City marshals carried out 12,000 evictions last year, with 550,000 eviction cases filed since 2019. These numbers are reminiscent of evicting entire populations of mid-sized cities. The cause? A vicious cycle of increased living costs, including food, utilities, and healthcare, outpacing incomes and making rent unaffordable for many.

A Dragon No More?

After the death of Mao, China’s embrace of free markets sparked one of the largest economic booms the 20th century has ever seen. But is China now in regress as the communist party tries to widen its control over the economy?

Xi expects business as well as people to serve the CCP. As authoritarian controls metastasize throughout the economy, everyone suffers. For instance, even foreign enterprises now must accommodate party cells. The Wall Street Journal’s Lingling Wei reported on a Chinese “official, one of several who had helped introduce Western-style stock trading to China,” who cited “a worrisome trend of the party inserting itself more into companies’ affairs by pressuring them to accept Communist Party committees in their offices. ‘The whole thing about getting listed companies to set up party committees,’ he said, ‘is a reversal of what we had tried to do’.”

Mortgage Blues

It’s rather stunning how rich some homeowners thought they were when interest rates crashed to near zero and the real estate market began to soar. Today, though, at least a few of them don’t feel so rich anymore.

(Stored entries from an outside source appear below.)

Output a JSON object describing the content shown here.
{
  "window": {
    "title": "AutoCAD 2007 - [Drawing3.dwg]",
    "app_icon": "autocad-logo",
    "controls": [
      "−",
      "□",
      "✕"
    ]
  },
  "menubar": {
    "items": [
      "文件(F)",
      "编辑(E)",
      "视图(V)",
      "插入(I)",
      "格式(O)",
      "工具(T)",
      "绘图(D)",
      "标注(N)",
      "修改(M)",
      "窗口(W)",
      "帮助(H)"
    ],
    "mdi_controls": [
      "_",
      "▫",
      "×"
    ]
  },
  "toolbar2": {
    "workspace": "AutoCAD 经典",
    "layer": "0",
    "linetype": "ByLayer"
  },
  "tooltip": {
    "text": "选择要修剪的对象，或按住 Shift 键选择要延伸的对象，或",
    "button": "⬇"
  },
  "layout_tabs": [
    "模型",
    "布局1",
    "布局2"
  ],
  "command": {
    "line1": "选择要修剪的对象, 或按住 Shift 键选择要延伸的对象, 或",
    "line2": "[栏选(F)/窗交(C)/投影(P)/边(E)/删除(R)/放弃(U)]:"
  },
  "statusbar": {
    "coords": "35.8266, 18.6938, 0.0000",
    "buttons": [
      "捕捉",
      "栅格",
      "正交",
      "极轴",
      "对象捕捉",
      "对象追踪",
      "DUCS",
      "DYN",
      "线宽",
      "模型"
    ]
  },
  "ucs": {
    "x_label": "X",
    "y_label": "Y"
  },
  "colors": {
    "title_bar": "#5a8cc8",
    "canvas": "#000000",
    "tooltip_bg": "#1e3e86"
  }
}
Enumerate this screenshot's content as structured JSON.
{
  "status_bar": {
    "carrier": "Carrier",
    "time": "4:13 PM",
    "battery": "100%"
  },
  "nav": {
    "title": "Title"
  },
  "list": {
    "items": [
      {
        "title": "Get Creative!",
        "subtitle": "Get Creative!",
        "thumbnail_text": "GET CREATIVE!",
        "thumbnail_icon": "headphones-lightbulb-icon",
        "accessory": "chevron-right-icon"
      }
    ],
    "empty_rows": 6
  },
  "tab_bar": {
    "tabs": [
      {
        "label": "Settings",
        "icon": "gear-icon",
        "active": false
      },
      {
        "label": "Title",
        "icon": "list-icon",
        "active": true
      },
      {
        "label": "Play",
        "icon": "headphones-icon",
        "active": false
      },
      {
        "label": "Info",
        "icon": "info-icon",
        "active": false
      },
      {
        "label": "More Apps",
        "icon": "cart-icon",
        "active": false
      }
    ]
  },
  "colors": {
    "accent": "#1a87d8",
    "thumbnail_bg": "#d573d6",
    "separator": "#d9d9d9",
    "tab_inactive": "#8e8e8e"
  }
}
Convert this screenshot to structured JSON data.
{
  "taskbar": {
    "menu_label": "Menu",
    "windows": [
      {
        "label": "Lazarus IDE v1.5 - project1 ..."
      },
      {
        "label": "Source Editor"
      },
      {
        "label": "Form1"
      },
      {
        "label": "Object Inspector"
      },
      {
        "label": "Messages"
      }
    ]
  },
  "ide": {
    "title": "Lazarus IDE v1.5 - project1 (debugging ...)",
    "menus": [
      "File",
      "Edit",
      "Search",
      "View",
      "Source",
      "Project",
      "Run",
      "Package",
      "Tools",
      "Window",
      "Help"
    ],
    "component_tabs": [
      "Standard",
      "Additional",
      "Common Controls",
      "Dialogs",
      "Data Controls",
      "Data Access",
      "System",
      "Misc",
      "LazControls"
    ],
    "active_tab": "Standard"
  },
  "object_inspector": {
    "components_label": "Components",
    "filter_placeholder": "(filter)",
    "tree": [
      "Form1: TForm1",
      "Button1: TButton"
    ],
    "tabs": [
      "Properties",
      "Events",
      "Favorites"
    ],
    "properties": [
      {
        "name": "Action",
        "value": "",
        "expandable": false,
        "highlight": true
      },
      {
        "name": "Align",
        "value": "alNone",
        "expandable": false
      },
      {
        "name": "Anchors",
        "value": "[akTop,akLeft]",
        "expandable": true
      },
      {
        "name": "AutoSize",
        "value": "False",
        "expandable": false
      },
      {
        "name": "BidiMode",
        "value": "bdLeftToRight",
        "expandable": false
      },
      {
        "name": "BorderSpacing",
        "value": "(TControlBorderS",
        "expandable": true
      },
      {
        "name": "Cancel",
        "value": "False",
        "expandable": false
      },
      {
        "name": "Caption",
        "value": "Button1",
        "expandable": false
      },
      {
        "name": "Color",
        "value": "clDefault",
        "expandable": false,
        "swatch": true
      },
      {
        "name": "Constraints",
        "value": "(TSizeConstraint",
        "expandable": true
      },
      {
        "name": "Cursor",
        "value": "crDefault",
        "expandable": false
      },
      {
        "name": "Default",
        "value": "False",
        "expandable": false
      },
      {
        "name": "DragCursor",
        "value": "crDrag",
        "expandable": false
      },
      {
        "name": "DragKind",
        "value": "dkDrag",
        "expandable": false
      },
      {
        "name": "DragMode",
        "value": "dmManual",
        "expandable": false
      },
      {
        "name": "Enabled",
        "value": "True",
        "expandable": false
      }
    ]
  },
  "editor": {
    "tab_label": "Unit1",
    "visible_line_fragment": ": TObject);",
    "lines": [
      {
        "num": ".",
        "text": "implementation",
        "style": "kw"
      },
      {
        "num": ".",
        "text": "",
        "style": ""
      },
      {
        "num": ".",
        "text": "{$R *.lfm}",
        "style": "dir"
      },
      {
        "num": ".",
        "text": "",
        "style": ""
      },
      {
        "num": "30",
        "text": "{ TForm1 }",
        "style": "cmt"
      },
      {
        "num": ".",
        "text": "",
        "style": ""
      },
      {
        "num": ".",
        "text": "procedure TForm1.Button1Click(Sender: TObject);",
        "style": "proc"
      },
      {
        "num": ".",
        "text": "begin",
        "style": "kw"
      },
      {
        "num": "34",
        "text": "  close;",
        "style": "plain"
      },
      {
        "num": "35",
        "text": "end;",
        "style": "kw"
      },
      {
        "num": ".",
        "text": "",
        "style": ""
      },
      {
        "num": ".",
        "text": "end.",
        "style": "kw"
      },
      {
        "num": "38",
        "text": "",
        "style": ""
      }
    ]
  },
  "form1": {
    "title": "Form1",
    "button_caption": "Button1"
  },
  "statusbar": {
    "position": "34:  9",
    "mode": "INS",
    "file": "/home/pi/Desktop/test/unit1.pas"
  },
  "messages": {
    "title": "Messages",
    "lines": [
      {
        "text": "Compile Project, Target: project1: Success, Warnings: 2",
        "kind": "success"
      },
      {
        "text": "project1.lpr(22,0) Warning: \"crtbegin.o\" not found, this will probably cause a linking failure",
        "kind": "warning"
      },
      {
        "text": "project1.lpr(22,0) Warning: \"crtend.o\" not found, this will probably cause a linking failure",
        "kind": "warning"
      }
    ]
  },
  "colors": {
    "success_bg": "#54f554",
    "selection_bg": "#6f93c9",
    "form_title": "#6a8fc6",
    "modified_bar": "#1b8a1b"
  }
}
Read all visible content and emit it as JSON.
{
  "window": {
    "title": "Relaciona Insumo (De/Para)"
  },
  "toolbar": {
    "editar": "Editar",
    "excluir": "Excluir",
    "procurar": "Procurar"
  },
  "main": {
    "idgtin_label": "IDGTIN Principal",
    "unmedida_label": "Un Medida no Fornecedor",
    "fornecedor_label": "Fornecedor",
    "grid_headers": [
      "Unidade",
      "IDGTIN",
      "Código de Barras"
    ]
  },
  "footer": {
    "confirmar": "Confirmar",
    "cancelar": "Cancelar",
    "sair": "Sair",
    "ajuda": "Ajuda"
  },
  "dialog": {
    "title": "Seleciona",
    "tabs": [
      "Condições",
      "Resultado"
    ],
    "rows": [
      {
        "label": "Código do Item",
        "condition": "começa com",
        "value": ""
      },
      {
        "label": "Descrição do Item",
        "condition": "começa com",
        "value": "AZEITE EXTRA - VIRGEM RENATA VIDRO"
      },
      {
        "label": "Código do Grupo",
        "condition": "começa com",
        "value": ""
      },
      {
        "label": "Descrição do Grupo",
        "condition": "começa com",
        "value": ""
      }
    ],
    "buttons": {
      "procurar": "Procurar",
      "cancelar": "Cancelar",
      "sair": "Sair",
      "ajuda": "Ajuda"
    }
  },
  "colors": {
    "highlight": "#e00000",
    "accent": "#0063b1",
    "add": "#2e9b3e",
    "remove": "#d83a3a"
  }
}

I have two questions: Firstly, why did the bank approve this inflated mortgage in the first place? Secondly, how many more like this were also approved?

At the time, the property was listed for $465,000, but Hartmann says she paid $200,000 over the asking price.

“It was quite ludicrous, there were bidding wars and it was just really stressful,” said Hartmann.

But just seven months later, she was laid off from her well-paying job at Microsoft and at the same time, soaring interest rates nearly doubled her mortgage.

Hartmann said she tried to sell her house through two different realtors and ended up handing the keys over to Scotiabank in November.